Matthew Harris, Ph.D.

no image
Matthew Harris, Ph.D.
Children's Hospital Boston
Enders 260.2
300 Longwood Ave
Boston, MA 02115
(617) 919-2032

The Harris laboratory is interested in the control of growth and proportion in the development of the skeleton.   The lab uses the zebrafish as a model system to probe the genetic basis of this control.

 

 

Postembryonic development: on growth and form

Our work centers on uncovering the genes that control development of the skeleton after embryogenesis is completed, often referred to as post-embryonic development.  Post-embryonic development is where coordinated growth and differentiation of tissues and organs lead to the manifestation of form and function in the adult.  Many mutations that effect gene function during early development are lethal. Variation in gene function during postembryonic development will be less likely to result in lethality.  Thus, these particular types of changes are more likely to be associated with observed changes in adult form and physiology, both in natural variation and disease.   We are particularly interested in the genetic regulation of proportional growth and timing during development.  We focus on the development of the skeleton of the fins and skull of the zebrafish and have isolated novel mechanisms regulating growth and differentiation.

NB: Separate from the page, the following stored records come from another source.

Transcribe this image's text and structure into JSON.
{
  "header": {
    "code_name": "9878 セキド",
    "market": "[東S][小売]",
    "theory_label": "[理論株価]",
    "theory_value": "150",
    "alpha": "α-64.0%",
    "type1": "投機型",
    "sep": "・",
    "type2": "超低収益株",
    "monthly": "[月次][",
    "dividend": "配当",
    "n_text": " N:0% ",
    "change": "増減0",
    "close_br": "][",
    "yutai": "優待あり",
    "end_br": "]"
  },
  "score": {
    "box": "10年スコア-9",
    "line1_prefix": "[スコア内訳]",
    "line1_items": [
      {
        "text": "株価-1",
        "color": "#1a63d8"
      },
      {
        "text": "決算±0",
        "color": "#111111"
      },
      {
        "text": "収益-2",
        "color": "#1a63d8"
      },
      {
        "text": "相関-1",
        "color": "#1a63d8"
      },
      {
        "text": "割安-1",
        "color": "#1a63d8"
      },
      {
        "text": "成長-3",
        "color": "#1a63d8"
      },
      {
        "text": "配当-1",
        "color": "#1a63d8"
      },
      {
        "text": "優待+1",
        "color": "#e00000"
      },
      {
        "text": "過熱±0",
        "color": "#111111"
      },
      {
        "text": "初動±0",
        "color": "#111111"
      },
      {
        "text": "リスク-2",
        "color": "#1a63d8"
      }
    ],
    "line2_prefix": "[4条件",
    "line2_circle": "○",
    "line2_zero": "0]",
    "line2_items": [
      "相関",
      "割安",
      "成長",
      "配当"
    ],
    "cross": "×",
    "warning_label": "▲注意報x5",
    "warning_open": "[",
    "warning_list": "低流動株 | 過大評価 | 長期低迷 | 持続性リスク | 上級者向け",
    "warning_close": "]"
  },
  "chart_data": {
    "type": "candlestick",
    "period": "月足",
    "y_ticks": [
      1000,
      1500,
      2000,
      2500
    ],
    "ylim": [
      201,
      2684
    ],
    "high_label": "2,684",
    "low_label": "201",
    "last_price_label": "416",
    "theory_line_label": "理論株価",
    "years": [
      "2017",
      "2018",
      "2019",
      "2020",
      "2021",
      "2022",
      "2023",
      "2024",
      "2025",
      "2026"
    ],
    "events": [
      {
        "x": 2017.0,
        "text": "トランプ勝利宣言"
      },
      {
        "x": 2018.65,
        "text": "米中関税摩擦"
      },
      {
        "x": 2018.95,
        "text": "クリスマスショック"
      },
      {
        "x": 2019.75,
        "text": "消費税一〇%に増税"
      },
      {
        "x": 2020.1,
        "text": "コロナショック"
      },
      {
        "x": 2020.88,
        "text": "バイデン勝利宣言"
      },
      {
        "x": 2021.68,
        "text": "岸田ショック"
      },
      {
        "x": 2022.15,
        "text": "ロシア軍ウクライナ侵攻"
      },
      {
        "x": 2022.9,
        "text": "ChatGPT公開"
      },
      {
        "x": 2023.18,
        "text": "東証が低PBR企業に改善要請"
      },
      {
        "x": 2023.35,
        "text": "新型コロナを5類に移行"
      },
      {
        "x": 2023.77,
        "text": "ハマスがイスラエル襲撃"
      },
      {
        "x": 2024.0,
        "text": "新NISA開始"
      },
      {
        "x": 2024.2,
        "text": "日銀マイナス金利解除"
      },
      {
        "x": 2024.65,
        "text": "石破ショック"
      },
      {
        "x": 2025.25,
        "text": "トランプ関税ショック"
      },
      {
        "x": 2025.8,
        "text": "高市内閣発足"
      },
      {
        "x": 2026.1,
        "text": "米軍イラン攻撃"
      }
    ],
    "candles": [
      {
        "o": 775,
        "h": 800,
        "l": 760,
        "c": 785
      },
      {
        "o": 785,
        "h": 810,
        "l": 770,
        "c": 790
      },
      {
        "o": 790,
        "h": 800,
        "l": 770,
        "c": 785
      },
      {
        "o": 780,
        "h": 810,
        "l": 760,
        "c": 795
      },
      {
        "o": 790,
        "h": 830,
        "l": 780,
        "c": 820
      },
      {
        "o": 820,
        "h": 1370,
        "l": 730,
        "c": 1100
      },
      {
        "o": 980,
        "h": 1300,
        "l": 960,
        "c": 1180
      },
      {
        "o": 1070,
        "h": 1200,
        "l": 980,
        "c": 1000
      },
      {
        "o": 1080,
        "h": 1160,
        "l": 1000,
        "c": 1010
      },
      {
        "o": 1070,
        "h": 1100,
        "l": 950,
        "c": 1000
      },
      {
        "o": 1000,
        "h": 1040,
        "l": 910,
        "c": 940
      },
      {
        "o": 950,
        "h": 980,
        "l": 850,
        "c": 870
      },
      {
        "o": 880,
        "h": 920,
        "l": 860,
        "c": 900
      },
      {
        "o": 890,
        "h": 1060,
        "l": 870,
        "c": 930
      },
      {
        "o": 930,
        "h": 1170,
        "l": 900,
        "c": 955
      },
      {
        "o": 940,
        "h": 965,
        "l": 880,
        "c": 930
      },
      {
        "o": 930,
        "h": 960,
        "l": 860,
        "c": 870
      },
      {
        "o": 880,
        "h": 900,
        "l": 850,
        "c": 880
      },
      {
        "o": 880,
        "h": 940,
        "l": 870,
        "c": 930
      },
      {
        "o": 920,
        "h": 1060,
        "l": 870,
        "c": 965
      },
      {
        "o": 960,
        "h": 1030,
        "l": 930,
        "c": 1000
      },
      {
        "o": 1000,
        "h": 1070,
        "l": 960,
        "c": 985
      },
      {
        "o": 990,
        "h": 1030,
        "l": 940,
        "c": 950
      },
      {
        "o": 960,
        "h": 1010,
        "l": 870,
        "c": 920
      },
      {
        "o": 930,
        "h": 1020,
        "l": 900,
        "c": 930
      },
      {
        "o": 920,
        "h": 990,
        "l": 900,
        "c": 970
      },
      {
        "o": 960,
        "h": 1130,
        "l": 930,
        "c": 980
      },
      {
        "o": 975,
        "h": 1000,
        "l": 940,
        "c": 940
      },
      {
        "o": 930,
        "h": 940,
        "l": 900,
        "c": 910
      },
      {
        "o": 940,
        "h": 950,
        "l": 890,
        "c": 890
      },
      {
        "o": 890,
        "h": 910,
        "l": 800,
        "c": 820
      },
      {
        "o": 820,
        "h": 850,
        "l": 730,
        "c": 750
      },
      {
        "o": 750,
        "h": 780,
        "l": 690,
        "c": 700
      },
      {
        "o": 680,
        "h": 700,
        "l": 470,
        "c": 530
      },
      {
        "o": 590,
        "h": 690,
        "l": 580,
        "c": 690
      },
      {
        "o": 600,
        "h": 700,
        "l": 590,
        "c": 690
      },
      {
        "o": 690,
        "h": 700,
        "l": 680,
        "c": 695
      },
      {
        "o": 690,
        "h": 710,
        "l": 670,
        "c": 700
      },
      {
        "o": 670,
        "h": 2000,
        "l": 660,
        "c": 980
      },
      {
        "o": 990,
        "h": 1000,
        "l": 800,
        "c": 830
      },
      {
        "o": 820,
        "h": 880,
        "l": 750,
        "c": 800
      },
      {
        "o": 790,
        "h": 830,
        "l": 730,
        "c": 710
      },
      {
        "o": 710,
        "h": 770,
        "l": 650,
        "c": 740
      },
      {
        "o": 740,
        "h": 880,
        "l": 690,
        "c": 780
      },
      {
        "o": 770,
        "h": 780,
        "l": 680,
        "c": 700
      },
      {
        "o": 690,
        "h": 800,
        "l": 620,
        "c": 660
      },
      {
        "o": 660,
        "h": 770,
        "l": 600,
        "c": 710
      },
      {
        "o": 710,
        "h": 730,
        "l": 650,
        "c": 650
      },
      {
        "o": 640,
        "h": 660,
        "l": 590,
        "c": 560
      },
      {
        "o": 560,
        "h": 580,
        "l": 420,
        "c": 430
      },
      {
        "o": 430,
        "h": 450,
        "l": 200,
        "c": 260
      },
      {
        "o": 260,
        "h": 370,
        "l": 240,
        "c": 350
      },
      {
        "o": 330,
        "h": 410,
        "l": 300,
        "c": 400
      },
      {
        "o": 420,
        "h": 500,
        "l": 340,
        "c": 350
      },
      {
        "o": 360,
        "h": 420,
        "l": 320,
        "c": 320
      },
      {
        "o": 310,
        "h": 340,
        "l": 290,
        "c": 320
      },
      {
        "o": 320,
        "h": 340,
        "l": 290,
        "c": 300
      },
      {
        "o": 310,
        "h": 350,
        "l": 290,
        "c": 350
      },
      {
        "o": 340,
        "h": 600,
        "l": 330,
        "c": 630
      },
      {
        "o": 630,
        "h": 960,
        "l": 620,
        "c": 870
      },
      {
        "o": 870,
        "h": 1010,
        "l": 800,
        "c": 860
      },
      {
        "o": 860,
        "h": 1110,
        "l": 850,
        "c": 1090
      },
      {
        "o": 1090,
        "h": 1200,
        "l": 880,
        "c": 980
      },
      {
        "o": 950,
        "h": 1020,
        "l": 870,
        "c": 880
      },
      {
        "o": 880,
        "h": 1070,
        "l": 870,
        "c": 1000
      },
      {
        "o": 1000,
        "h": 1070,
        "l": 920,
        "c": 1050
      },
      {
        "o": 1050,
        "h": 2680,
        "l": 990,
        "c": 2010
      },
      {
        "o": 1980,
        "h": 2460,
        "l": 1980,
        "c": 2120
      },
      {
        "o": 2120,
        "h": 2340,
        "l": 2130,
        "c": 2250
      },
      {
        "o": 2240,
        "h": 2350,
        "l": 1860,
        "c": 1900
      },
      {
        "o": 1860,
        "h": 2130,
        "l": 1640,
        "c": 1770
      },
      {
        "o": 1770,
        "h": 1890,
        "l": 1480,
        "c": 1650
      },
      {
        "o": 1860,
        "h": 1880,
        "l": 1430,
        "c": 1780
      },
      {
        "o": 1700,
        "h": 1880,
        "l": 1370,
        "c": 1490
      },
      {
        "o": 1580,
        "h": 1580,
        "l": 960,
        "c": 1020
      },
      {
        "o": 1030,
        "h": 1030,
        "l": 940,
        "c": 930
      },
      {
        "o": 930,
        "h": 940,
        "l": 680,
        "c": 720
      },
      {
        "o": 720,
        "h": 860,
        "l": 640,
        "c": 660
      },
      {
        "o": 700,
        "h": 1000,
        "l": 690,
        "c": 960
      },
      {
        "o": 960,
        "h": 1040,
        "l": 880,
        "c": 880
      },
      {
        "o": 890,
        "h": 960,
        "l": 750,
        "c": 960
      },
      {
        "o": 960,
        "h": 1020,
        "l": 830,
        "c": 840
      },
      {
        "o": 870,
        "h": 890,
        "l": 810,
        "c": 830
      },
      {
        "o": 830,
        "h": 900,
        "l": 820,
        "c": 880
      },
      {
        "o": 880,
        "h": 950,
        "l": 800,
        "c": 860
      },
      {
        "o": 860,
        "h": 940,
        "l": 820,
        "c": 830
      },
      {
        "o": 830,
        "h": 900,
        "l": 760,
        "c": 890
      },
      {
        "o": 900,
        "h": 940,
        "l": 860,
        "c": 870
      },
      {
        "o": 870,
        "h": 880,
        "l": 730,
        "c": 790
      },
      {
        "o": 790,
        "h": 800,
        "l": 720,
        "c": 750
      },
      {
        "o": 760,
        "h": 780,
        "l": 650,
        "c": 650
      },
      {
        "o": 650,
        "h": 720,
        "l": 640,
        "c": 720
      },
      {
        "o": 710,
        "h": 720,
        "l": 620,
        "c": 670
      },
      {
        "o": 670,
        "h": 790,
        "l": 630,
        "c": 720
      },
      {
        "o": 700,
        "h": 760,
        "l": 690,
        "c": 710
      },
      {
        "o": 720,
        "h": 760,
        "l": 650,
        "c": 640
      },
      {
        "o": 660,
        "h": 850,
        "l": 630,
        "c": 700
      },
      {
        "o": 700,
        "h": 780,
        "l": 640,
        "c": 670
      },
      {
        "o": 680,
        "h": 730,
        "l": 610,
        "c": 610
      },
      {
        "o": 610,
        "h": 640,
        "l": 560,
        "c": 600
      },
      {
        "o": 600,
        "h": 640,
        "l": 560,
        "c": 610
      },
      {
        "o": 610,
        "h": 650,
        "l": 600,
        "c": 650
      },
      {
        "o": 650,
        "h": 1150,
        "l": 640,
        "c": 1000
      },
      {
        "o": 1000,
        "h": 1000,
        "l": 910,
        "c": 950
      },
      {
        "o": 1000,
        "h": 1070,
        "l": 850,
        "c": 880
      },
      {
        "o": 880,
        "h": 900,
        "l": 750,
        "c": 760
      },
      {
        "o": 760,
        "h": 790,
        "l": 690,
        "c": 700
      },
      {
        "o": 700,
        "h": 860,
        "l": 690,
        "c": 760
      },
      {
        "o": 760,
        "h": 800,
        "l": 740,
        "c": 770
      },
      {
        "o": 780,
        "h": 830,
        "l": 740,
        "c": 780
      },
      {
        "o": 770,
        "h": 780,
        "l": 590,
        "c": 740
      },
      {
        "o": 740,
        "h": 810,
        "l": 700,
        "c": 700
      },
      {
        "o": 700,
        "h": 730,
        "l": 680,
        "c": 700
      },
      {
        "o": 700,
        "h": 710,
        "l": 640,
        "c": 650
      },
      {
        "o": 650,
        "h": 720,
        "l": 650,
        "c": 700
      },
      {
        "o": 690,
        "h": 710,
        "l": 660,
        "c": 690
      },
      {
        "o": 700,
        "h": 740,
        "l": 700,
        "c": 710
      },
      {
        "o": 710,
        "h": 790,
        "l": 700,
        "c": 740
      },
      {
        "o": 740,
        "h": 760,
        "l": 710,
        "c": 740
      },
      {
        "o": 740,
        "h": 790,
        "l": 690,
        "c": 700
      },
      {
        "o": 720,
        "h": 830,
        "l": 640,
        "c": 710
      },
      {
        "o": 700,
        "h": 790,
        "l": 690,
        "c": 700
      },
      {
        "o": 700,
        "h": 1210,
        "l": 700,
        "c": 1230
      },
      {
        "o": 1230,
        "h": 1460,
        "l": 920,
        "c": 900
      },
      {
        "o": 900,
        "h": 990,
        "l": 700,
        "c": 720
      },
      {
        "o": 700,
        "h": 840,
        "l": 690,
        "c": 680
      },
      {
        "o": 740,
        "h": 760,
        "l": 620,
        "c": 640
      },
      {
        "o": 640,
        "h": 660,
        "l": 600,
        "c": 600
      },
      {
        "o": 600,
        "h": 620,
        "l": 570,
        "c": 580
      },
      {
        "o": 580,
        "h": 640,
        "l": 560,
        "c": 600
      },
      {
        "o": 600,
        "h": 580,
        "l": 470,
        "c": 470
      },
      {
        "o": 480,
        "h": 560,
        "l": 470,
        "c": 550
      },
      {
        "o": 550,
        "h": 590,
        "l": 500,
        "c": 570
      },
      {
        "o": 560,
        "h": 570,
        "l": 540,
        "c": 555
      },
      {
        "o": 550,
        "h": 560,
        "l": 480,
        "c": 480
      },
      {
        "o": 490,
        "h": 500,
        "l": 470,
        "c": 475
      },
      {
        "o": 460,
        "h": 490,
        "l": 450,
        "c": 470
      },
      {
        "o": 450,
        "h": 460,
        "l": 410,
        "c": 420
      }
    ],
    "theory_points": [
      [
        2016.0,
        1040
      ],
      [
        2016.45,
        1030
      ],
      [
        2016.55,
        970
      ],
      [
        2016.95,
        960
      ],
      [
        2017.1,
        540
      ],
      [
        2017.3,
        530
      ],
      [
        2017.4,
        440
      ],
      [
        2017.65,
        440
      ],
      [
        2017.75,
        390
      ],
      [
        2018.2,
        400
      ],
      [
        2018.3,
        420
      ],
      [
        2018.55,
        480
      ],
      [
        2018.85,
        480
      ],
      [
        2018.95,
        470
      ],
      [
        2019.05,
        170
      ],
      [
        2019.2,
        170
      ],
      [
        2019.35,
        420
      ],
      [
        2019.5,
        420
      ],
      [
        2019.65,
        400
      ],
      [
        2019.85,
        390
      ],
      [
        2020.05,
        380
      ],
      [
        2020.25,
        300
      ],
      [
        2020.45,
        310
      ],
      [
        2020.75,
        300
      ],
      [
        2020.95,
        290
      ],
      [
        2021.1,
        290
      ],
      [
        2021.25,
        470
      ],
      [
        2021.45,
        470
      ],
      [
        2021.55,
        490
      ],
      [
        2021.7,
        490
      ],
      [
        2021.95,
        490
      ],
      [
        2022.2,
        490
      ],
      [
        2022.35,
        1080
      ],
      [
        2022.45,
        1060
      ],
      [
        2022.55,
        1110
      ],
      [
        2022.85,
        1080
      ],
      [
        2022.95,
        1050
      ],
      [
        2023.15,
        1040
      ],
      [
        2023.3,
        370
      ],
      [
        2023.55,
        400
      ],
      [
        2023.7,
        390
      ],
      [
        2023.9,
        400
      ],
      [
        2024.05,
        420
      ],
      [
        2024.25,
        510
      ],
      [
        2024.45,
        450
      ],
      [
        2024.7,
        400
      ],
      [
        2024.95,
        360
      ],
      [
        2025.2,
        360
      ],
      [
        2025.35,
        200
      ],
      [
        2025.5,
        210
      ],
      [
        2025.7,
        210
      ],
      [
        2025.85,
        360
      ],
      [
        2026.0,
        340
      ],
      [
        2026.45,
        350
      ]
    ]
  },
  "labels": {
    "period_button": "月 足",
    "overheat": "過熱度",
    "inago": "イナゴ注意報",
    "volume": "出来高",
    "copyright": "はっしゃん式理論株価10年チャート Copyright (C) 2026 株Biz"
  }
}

Fish as genetic models for understanding the development of the skeleton and the generation of adult form.

Fish provide a unique system in which to address this question.  First, the zebrafish is an excellent genetic model, allowing for unbiased screens in a vertebrate for novel regulators of bone development.  Additionally, the external development and transparency of the zebrafish permits real-time visualization of skeletal development.  The conservation of gene function among vertebrates allows an extension of findings in zebrafish to mammals and provides non-mammalian genetic models for human skeletal disease.

Comparative genetics: why diversity counts

Teleost fish are the most diverse assemblage of vertebrates, with over 28,000 species.  This diversity permits an analysis of how genes are differentially regulated to control growth and differentiation.  An example of a research model that is currently used by the lab is that of the medaka fish.  Medaka and zebrafish share a common ancestor about 135 million years ago (roughly comparable to the divergence between mouse and man).  While they share a similar background, these fish have a unique evolutionary history that has led to changes in gene function.   We have already shown that a comparison of gene function in these two teleosts can uncover mechanisms of gene function underlying skeletal diversity (Rohner et al 2009).   We are currently using this model as a complement to the zebrafish as a genetic model for skeletal biology research.

About Matthew Harris

Dr. Harris studied Marine Science at Boston University at the Marine Biological Laboratories in Woods Hole.  He received his doctorate in Cell and Molecular Biology at the University of Wisconsin-Madison, working in the lab of John Fallon on the Evolution and Development of avian skin appendages.  Further postdoctoral work was done in the Nuesslein-Volhard laboratory at the Max Planck Institute for Developmental Biology in Tuebingen, Germany.  There, he initiated work looking at the genetic control of postembryonic development in the zebrafish and how changes in this developmental period influence/bias the generation of morphological diversity.